Mentre un appunto sul diario di viaggio di Montanari, della notte tra il 3 e il 4 Gennaio, riporta: «Qui c’è un europeo su 1000. Forse. Abbiamo la rara possibilità di vederci dal di fuori, di essere a contatto con una cultura così distante, siamo immersi in un ignoto che ci allargherà le orecchie, ci allargherà gli occhi e ci ingrandirà l’anima. […] Quel senso di inquietudine di questi primi giorni, oggi mi è sembrato un po’ più chiaro. È la grande diversità fisica, è il sentirci e avvertirci del tutto stranieri e estranei. Stranieri nei corpi, nelle facce, nella deambulazione. Vedo i miei compagni diversi, non li do per scontati. Scruto le loro facce e la mia. Mi sembra di vederli e vedermi per la prima volta dopo tanto. Che questo ci stimoli a una ricerca di maggiore bellezza?».

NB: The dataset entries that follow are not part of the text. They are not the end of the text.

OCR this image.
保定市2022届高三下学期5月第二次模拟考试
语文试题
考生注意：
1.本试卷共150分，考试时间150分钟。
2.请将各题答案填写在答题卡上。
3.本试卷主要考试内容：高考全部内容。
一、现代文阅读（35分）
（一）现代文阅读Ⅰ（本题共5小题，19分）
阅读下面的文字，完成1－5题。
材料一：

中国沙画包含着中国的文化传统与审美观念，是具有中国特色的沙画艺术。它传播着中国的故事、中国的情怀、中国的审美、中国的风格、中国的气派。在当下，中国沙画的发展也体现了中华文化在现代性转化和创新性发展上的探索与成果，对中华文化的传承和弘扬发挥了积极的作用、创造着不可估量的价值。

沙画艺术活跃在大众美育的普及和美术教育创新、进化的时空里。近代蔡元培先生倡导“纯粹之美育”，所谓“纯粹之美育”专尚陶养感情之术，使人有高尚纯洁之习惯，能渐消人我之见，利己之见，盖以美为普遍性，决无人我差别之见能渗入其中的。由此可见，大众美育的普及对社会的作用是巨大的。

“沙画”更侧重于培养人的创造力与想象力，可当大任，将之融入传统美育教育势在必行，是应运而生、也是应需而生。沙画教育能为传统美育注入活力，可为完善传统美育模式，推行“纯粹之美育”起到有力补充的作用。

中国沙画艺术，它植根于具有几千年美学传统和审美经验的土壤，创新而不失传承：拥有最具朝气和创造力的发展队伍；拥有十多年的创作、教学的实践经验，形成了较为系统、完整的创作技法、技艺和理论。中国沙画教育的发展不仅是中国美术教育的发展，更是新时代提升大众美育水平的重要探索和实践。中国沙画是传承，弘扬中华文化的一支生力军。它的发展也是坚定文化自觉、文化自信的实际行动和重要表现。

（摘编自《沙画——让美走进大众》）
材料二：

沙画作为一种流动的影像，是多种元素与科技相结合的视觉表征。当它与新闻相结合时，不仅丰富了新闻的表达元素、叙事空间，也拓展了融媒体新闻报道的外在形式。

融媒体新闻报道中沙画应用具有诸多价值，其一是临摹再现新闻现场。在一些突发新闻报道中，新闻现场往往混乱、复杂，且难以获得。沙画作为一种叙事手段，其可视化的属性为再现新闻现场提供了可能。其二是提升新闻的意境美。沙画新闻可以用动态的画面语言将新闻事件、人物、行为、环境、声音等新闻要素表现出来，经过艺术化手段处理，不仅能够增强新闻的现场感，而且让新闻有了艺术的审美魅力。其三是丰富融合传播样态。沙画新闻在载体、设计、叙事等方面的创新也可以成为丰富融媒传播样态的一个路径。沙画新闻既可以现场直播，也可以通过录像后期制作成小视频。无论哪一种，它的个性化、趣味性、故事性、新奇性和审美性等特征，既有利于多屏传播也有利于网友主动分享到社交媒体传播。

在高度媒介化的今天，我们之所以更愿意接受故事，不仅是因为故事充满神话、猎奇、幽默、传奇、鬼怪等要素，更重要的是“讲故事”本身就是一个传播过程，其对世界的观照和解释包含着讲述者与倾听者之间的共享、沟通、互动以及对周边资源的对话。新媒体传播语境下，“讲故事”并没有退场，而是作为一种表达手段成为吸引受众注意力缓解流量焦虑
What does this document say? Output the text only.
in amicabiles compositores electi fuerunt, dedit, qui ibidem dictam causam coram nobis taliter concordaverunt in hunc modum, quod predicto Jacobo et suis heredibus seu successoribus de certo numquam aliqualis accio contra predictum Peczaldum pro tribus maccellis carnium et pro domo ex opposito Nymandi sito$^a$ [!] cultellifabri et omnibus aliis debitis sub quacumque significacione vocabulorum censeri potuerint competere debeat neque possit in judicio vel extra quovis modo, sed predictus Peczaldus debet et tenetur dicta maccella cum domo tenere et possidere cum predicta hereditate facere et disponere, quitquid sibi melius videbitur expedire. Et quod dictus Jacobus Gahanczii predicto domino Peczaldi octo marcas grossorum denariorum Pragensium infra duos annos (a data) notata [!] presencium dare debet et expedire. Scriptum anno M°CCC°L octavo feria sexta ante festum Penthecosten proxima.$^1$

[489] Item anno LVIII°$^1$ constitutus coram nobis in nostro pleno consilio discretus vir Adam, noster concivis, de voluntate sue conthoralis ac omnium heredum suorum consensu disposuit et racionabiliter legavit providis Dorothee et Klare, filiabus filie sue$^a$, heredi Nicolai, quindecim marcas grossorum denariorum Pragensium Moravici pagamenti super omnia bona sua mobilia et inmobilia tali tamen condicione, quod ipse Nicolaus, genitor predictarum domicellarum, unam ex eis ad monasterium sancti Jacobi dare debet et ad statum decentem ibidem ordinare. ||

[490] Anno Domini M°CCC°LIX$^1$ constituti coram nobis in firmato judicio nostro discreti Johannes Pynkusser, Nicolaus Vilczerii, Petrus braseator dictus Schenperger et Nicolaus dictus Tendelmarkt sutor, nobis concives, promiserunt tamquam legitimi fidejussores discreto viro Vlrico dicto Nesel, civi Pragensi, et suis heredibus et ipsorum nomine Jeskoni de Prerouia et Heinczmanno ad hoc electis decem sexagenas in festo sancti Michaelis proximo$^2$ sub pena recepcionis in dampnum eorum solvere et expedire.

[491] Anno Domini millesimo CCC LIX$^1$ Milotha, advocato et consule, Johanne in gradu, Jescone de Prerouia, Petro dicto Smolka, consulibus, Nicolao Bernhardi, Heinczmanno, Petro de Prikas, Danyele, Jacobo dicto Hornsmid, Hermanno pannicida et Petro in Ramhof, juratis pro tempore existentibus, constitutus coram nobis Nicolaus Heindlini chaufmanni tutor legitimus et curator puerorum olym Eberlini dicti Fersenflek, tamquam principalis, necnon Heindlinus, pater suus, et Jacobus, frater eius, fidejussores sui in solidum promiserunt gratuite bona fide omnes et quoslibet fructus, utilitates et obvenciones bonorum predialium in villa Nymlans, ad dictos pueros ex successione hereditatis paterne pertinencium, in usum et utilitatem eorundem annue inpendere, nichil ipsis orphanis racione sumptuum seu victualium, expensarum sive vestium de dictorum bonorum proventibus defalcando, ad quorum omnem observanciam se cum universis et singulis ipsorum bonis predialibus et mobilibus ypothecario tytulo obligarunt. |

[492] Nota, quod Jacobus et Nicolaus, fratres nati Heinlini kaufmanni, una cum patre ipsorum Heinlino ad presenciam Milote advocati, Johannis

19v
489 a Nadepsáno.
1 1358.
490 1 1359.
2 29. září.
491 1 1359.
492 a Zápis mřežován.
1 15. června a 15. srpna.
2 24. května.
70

Un mettersi alla prova nel luogo geograficamente più distante e insieme più vicino all’anima della compagnia in quei primi anni di lavoro, per uno svelamento di questa doppia dimensione di estraneità e familiarità, di prossimità e lontananza. Una annotazione che si colloca proprio in quel rivelatore spazio interstiziale che si spalanca, all’interno del viaggio, nella concava dimensione temporale svincolata dal tempo pieno del lavoro, dell’attività, del fare.
E un salto temporale che ci conduce al 2019 di Nairobi ci permette di osservare una differente modalità di rimediazione attraverso il mezzo filmico di questo legame con l’Africa. Ci riferiamo ancora a The sky over Kibera, il film girato da Marco Martinelli a seguito della propria esperienza con i 150 ragazzi del più grande slum della capitale kenyota. Un ritorno differente nel continente africano, stavolta in Kenya e nel segno di Dante Alighieri. Ritorno differente ma affine per la medesima necessità di convertirsi in linguaggio filmico e per le modalità con cui, anche qui, è un’idea di messa in crisi di un luogo, in questo caso di un luogo tanto drammatico come quello di Kibera, a essere, in qualche modo, centrale.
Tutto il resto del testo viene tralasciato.